Member of Parliament, Lok Sabha
- Incumbent
- Assumed office 4 June 2024
- Preceded by: Renuka Singh
- Constituency: Sarguja

Member of the Chhattisgarh Legislative Assembly
- In office 2013–2018
- Preceded by: Ramdev Ram
- Succeeded by: Pritam Ram
- Constituency: Lundra
- In office 11 December 2018 – 3 December 2023
- Preceded by: Pritam Ram
- Succeeded by: Udheshwari Paikra
- Constituency: Samri

Personal details
- Born: 19 August 1962 (age 63) Village Srikot, Balrampur district
- Party: Bharatiya Janata Party
- Other political affiliations: Indian National Congress (till 2024)
- Education: 11th Pass
- Occupation: Politician, farmer

= Chintamani Maharaj =

Indian politician

Chintamani Maharaj (born 19 August 1962) is an Indian politician from Chhattisgarh. He won Shashi Singhas an MP from Sarguja Lok Sabha constituency which is reserved for Scheduled Tribes (ST) candidates in Surguja District. He represented the Bharatiya Janata Party in the 2024 Indian general election in Chhattisgarh.
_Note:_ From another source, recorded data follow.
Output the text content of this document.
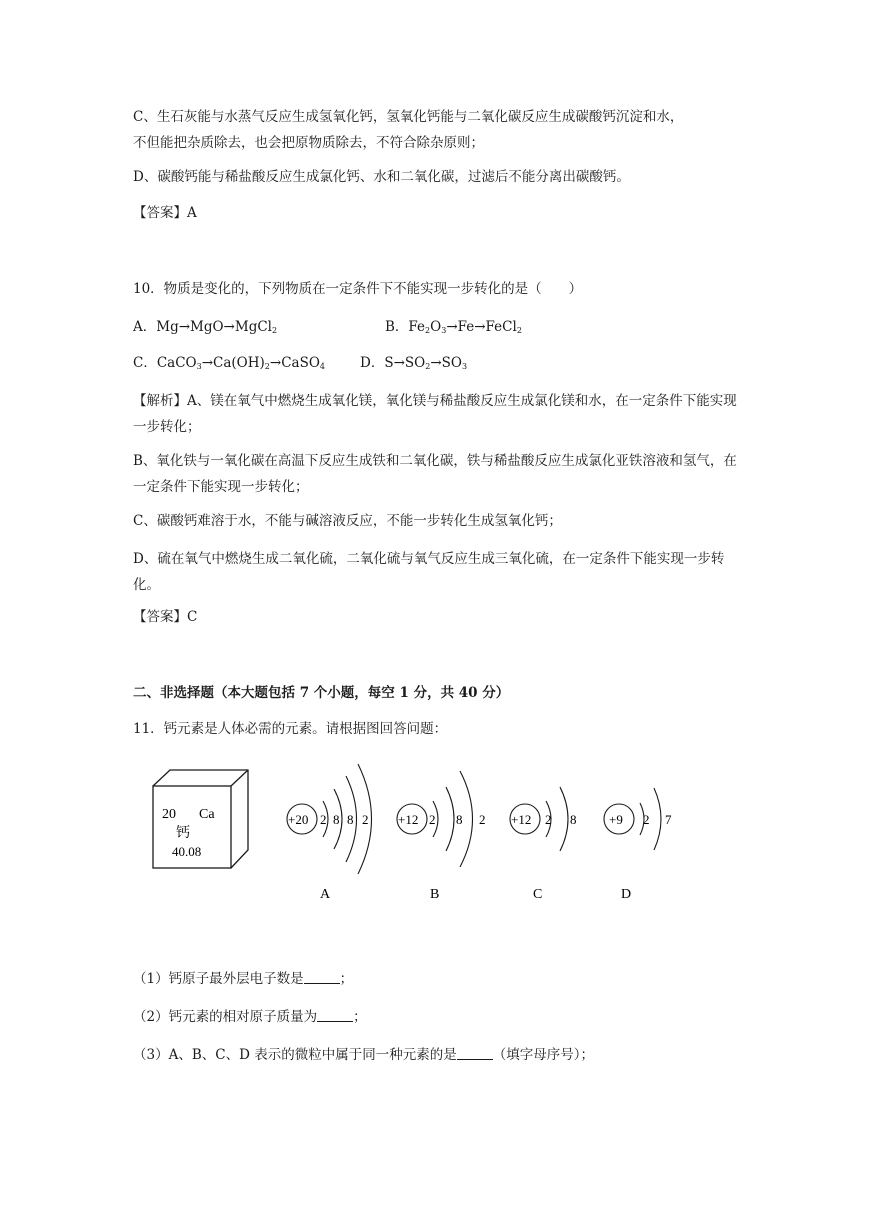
C、生石灰能与水蒸气反应生成氢氧化钙，氢氧化钙能与二氧化碳反应生成碳酸钙沉淀和水，
不但能把杂质除去，也会把原物质除去，不符合除杂原则；
D、碳酸钙能与稀盐酸反应生成氯化钙、水和二氧化碳，过滤后不能分离出碳酸钙。
【答案】A
10．物质是变化的，下列物质在一定条件下不能实现一步转化的是（　　）
A．Mg→MgO→MgCl$_2$	B．$Fe_2O_3\to Fe\to FeCl_2$
C．$CaCO_3\to Ca(OH)_2\to CaSO_4$	D．$S\to SO_2\to SO_3$
【解析】A、镁在氧气中燃烧生成氧化镁，氧化镁与稀盐酸反应生成氯化镁和水，在一定条件下能实现一步转化；
B、氧化铁与一氧化碳在高温下反应生成铁和二氧化碳，铁与稀盐酸反应生成氯化亚铁溶液和氢气，在一定条件下能实现一步转化；
C、碳酸钙难溶于水，不能与碱溶液反应，不能一步转化生成氢氧化钙；
D、硫在氧气中燃烧生成二氧化硫，二氧化硫与氧气反应生成三氧化硫，在一定条件下能实现一步转化。
【答案】C
二、非选择题（本大题包括 7 个小题，每空 1 分，共 40 分）
11．钙元素是人体必需的元素。请根据图回答问题：
20 Ca
钙
40.08
+20 2 8 8 2
A
+12 2 8 2
B
+12 2 8
C
+9 2 7
D
（1）钙原子最外层电子数是	；
（2）钙元素的相对原子质量为	；
（3）A、B、C、D 表示的微粒中属于同一种元素的是	（填字母序号）；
== Early life and education ==
Maharaj is from Srikot village, Surguja District, Chhattisgarh. He is the son of late Rameshwar Singh. He passed Class 12 in 2014 from a college affiliated with Chhattisgarh Sanskrit Vidyamandal, Rampuram.

==Career==
Maharaj became an MLA for the first time winning the 2013 Chhattisgarh Legislative Assembly election from Lundra Assembly constituency representing the Indian National Congress In 2013, he polled 64,771 votes and defeated his nearest rival, Vijay Baba of Bharatiya Janata Party, by a margin of 9,946 votes. Later, he joined the Bharatiya Janata Party and became a Member of Parliament winning from Sarguja Lok Sabha constituency in the 2024 Indian general election in Chhattisgarh. He polled 7,13,200 votes and defeated his nearest rival, Shashi Singh of Indian National Congress, by a margin of 64,822 votes.